Parameters vs Hyperparameters

In machine learning, the terms “parameters” and “hyperparameters” are often used, but they refer to distinct aspects of a model and its training process:

1. Model Parameters are the internal variables or coefficients of a machine learning model that are learned directly from the training data during the learning process.

  • They define the specific mappings between input features and output predictions.
  • Model parameters are optimized and updated by the learning algorithm as it processes the data.
  • Learned from data: The algorithm automatically adjusts these values to minimize a loss function (e.g., error).
  • Internal to the model: They are part of the model’s structure and are what the model “knows” after training.
  • Not set manually: You don’t explicitly choose their values beforehand; the training process determines them.
  • Often saved with the model: When you save a trained model, its learned parameters are typically stored.

2. Hyperparameters are external configuration variables whose values are set by the user before the model training process begins.

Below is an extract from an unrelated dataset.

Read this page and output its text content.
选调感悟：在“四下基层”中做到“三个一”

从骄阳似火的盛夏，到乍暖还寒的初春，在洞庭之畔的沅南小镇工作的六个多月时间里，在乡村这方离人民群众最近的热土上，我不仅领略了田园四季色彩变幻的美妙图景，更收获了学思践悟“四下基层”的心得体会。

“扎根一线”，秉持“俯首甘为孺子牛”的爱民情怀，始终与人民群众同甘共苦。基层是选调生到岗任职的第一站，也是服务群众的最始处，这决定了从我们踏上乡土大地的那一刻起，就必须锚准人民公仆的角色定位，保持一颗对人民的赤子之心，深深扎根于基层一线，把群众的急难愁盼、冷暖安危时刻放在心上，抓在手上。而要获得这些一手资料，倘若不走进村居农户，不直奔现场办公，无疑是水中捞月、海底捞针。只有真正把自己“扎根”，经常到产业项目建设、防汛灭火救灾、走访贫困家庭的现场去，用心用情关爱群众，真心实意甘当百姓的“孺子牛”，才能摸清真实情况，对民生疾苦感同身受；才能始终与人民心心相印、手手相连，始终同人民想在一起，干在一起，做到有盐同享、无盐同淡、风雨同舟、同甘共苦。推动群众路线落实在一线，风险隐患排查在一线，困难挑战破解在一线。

  • They control the overall learning process, the model’s architecture, and its training behavior.
  • Hyperparameters are not learned from the data; they guide how the learning takes place.
  • Set manually (or tuned): You explicitly define their values. Finding the optimal values often involves a process called “hyperparameter tuning” or “hyperparameter optimization.”
  • External to the model: They influence the training algorithm but are not part of the final learned model itself.
  • Influence training behavior: They dictate aspects like model complexity, learning speed, and regularization.
  • Affect model parameters: The choice of hyperparameters directly impacts the values that the model parameters ultimately learn.

In essence:

  • Parameters are what the model learns.
  • Hyperparameters are how the model learns.

You tune hyperparameters to help the model learn the best possible parameters for your specific dataset and task, ultimately aiming for strong generalization performance on unseen data.